I'm sorry for stealing Maria away from you.

Well, I'm sorry for messing with your baby, too.

I know how hard it is to start a business.

We need to be supporting each other.

Maybe I'll buy a jar of your lasagna... and eat it over a four-year period.

Maybe I will buy a trinket from your store.

That's $800.

You'll let me know when you're having a "100% off" sale.

Would you mind if Maria came back to work for me?

Sure.

I'm not an object you can barter and trade.

I am a human being.

Oh, my God! What have you done to her?

Working for Katie has taught me that I have value.

Ugh.

Alright, well, what do I have to do to get you back?
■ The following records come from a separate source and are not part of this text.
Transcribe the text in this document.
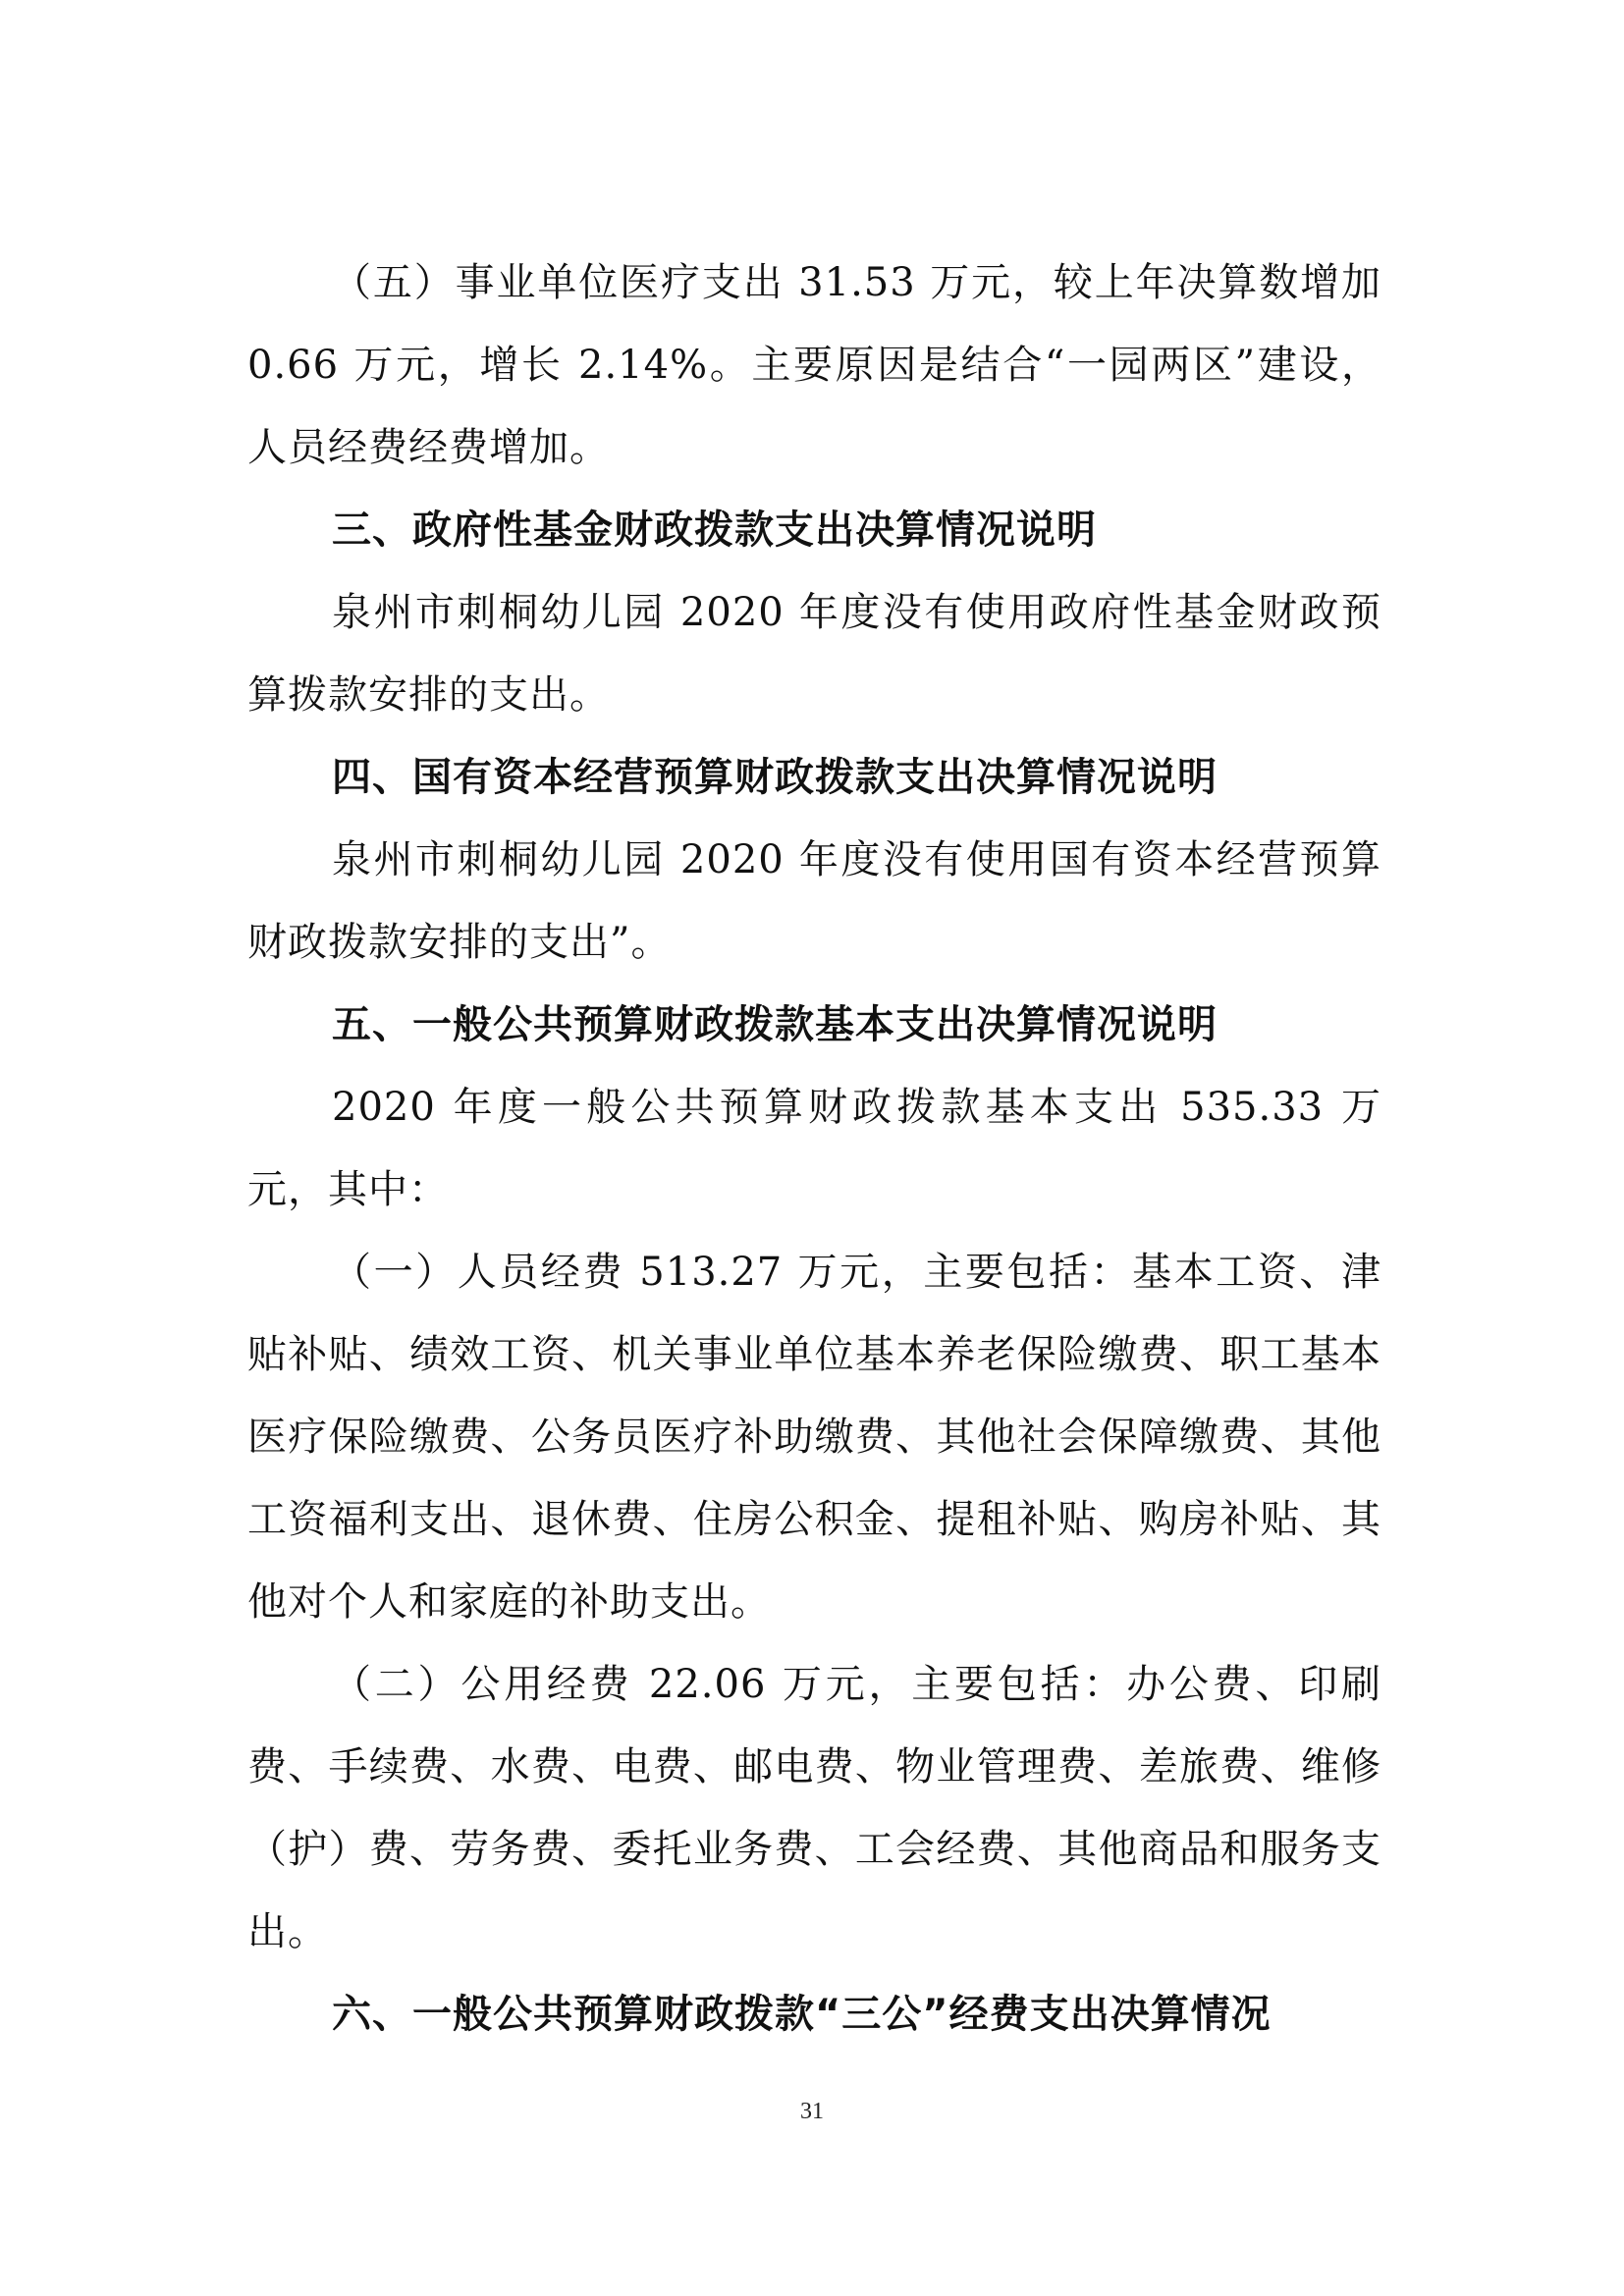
（五）事业单位医疗支出 31.53 万元，较上年决算数增加 0.66 万元，增长 2.14%。主要原因是结合“一园两区”建设，人员经费经费增加。

三、政府性基金财政拨款支出决算情况说明

泉州市刺桐幼儿园 2020 年度没有使用政府性基金财政预算拨款安排的支出。

四、国有资本经营预算财政拨款支出决算情况说明

泉州市刺桐幼儿园 2020 年度没有使用国有资本经营预算财政拨款安排的支出”。

五、一般公共预算财政拨款基本支出决算情况说明

2020 年度一般公共预算财政拨款基本支出 535.33 万元，其中：

（一）人员经费 513.27 万元，主要包括：基本工资、津贴补贴、绩效工资、机关事业单位基本养老保险缴费、职工基本医疗保险缴费、公务员医疗补助缴费、其他社会保障缴费、其他工资福利支出、退休费、住房公积金、提租补贴、购房补贴、其他对个人和家庭的补助支出。

（二）公用经费 22.06 万元，主要包括：办公费、印刷费、手续费、水费、电费、邮电费、物业管理费、差旅费、维修（护）费、劳务费、委托业务费、工会经费、其他商品和服务支出。

六、一般公共预算财政拨款“三公”经费支出决算情况

31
I could... give you a raise?

And I don't want to give you a piggyback ride to your car after pedicures.

You don't like that?

That was our thing!

Mnh-mnh.

[ Sighs ] Okay. Fine.

You can start today.

Tomorrow morning.

Ugh! Okay.

But I have to tell you that this self-esteem is a very ugly color on you.

So, this feud is over?

Feud over.

Feud over.

Nice job, Oliver.

I think you found your soothing voice.

I guess I did.

I think it's because there was money on the line.

I just have to lock in this feeling and apply it to stupid stuff, like people's problems.

♪♪

♪♪

[ Doorbell rings ]

I'll get it!

She's here. You ready?

I brought what makes me special.

Hey, guys! Look who decided to come over and hang!

It's my principal! [ Chuckles ]

Hey, Ottos.

Principal Ablin.

What are you doing here?

I wanted to apologize to Maria for how I acted the other day.

Those slams don't belong anywhere except the main stage at the Apollo.

So, I brought you a gift.

It's...uh... me.

I made it from memory.

I've been a woodworker ever since I was a kid.

It's kind of what makes me special.

It's... pretty cool, actually.

So, Maria, I was wondering if you'd ever like to, uh, you know, go on a, um... date with me.

Sure. That sounds fun.

Yes!

Huzzah!

This is a man who's in charge of thousands of children.